Какие они милые! А Федя – разве он хоть раз вспомнил о них? Кто они для него? Служанки, поденщицы, больше ничего. Но у них есть культура, а у него, Феди, ее нет. Культура есть разновидность любви.
Теперь, бродя по саду, Федя вспоминал свою жизнь. Ему все казалось, что надо только принять какое-то решение, и тогда все будет иначе, все будет хорошо. Умел ли он принимать решение? Он вспомнил, как когда-то он лез на елку с опасностью для жизни. Это решение ему ничего не стоило – манили красные шишки, для которых он готов был умереть, только бы держать их в руках. Это было затмение, это была одержимость. Да, одержимость – вот единственное в жизни счастье, единственное, что создает в мире великое. Не ты берешь – тебя берут, а тебе кажется, что это ты. Все великие ученые, все художники, музыканты, которые в бедности, в нищенстве, в самых ужасных условиях творят свое, все они одержимы.

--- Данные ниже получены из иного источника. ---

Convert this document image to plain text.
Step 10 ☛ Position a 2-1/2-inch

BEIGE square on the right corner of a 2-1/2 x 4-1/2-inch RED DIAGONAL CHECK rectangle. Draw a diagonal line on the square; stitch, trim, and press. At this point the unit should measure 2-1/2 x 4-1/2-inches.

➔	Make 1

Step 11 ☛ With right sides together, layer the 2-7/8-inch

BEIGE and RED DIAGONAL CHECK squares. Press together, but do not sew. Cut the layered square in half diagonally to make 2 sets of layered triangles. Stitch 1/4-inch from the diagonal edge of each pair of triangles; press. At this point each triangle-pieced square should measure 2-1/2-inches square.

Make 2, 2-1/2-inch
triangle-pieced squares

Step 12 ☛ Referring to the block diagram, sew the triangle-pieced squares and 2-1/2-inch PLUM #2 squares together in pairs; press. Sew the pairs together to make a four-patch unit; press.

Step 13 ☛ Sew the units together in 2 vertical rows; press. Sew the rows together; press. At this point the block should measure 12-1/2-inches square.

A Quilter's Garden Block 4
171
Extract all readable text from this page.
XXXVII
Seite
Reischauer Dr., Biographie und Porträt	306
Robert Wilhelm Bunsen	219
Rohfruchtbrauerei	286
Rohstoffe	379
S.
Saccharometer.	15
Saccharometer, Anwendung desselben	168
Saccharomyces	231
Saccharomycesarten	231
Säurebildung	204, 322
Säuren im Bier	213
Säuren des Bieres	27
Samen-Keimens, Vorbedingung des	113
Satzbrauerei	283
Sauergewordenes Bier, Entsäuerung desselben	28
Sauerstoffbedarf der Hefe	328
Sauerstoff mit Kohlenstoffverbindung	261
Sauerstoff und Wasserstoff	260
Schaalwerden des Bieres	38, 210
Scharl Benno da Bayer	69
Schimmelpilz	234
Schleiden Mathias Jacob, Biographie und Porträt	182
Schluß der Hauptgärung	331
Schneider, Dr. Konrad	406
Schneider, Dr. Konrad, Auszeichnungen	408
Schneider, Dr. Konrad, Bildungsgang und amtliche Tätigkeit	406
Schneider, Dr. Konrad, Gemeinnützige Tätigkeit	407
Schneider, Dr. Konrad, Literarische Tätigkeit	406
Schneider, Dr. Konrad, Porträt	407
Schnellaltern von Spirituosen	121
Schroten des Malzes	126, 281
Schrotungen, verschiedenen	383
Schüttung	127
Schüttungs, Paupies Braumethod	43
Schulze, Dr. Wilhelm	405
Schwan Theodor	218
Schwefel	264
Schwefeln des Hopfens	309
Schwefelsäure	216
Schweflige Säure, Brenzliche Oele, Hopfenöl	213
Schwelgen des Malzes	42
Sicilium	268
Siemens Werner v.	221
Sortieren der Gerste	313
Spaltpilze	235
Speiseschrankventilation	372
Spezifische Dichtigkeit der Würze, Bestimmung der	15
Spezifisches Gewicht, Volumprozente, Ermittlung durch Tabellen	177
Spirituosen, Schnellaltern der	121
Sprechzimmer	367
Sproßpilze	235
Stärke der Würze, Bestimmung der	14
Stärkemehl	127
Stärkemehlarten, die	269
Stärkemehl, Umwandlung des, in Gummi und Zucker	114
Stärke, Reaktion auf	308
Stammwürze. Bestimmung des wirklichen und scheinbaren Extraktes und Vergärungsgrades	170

Начиналось нетерпение, хотелось в город. Решение созревало. Это решение раскладывалось на тысячи других. Учиться – вот первое. Быть ровным – второе. И отсюда те тысячи мелочей, которые делают человека счастливым или несчастливым. Рано вставать – счастье. Просыпать – несчастье. Помыться, побриться как следует – счастлив весь день, не побреешься – и все что-то неладно. Скажешь грубое слово, не сметешь пыль со стола, опоздаешь куда-нибудь – и ты уже выбит из колеи, все не клеится, не ладится.
Федя воображал себя джентльменом на английский лад, безукоризненным в одежде, в манерах, во всех своих поступках, деятельным, энергичным – полной противоположностью того, <кем> он был на самом деле.
Но все это было бы ничего, если бы не было той пасхальной ночи и того человека, который тогда своими тонкими пальцами протягивал ему грошовую свечку.
Федя тонул в этих яблонях, в прохладном, чистом воздухе, в этом цветущем царстве, корни которого уходили в пряную землю. Это была Пасха, это была земля. Каждый цвет был такой свечкой.
Это было такое большое, что Федя спрашивал себя: как вынести это?
Как выносят это другие?
Федя сравнивал себя с другими. Вот Боба. Он ничего бы не понял из того, что с ним происходит. Но ему и не нужно понимать.